Any idea what the original plate thickness was? Because classification societies require re-skinning at about 20-25% thickness loss. Since I doubt that this hull plate was 1.2" thick either it has long since been replaced, or desperately needs it now. If it was done already then you have no idea the quality of work, if it hasn't been done then you can probably write the boat off as not being worth it. Replateing is probably far more expensive than the boat is worth.

I am not trying to be snarky, but there is every chance in the world that the boat is worth less than nothing.
 
#4 ·
#5 ·
A lot newer Dutch built boats on the market. A popular design we see in many places are the various Van DE Stadt designed sail boats. Think you can find something to suit your budget.

An interesting one here:

2014 Van De Stadt Seal 36 Sail Boat For Sale - Boats for Sale - New and Used Boats and Yachts - YachtWorld.com
A 36 ft 28 year old steel boat for 80, 000 euros is WAY OVERPRICED.

Half is still expensive and would need to be turnkey.
 
#6 ·
All kinds out here..just an example. Remember the parts are going to be worth more then the whole. Well equipped cruising boat's gear will exceed the hull value any day on most smaller steel boats. Buy one in good nick with all the gear.
 
#7 ·
I remember reading "SUPERTANKER" about the huge oil transport vessels. They were theoretically built to last about 25 years before they got sent off to scrap yards on the Bangladeshi coast when (despite regular maintenance) their hulls rusted through, wore too thin, or corroded too much to be safe to use. I have to think that the steel they used to construct those hulls would be thicker than whatever would have been used in a small cruising sailboat. As suggested above, a 50 year-old steel hull is likely to be patches of rust held together by paint, with the 20 layers of paint keeping the water out. Rust never sleeps, and paint hides many sins. There may be old steel boats that are still solid and strong - but go in with both eyes open and one leg at a time.
 
#8 · (Edited)
I wouldn't assume that because a hull is steel and old, it's in a poor state of repair. I have sailed (and motored) on some very old, very hard working steel vessels 50-100+ years old, that were in good shape. Provided they were properly built, properly maintained (and replated) as necessary, steel vessels can last a very long time. I've also been on 20 year old aluminum boats that were completely trashed and fatigued and I have been on brand new fiberglass boats that I have questioned the seaworthiness of. I don't think one can general old steel= bad.

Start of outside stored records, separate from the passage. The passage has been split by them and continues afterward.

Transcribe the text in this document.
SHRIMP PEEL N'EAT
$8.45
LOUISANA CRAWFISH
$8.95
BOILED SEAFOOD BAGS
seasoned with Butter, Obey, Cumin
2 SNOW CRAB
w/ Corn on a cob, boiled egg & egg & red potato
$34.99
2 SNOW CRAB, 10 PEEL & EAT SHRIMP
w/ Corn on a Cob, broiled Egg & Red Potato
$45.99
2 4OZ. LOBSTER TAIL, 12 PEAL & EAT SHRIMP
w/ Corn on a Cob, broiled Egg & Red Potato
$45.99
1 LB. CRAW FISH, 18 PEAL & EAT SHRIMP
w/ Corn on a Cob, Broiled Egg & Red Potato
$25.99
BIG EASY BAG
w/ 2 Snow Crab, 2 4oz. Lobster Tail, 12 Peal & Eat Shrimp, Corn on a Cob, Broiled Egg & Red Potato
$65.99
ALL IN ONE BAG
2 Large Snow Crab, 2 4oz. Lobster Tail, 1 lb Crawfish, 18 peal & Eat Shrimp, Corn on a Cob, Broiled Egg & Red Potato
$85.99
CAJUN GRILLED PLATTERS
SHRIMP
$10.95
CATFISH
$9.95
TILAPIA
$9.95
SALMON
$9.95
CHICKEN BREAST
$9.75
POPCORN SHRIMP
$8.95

Steel hulls don't deteriorate at a uniform .004" per year. That's a very average figure. The sections that have endured the greatest panting stresses and cavitation around the prop may have been replated numerous times over the course of a steel vessels life time, while the top side and middle third may not yet require plating. the condition of a steel hull can (and frequently is) assessed by marine engineers and naval architects. Your yellow pages pleasure craft marine surveyor may or may not know how to do it, but if you can find a shipyard, naval architect or classification society pro that knows their way around a steel boat, they can assess the quality of the workmanship and thickness of hull plating fairly easily.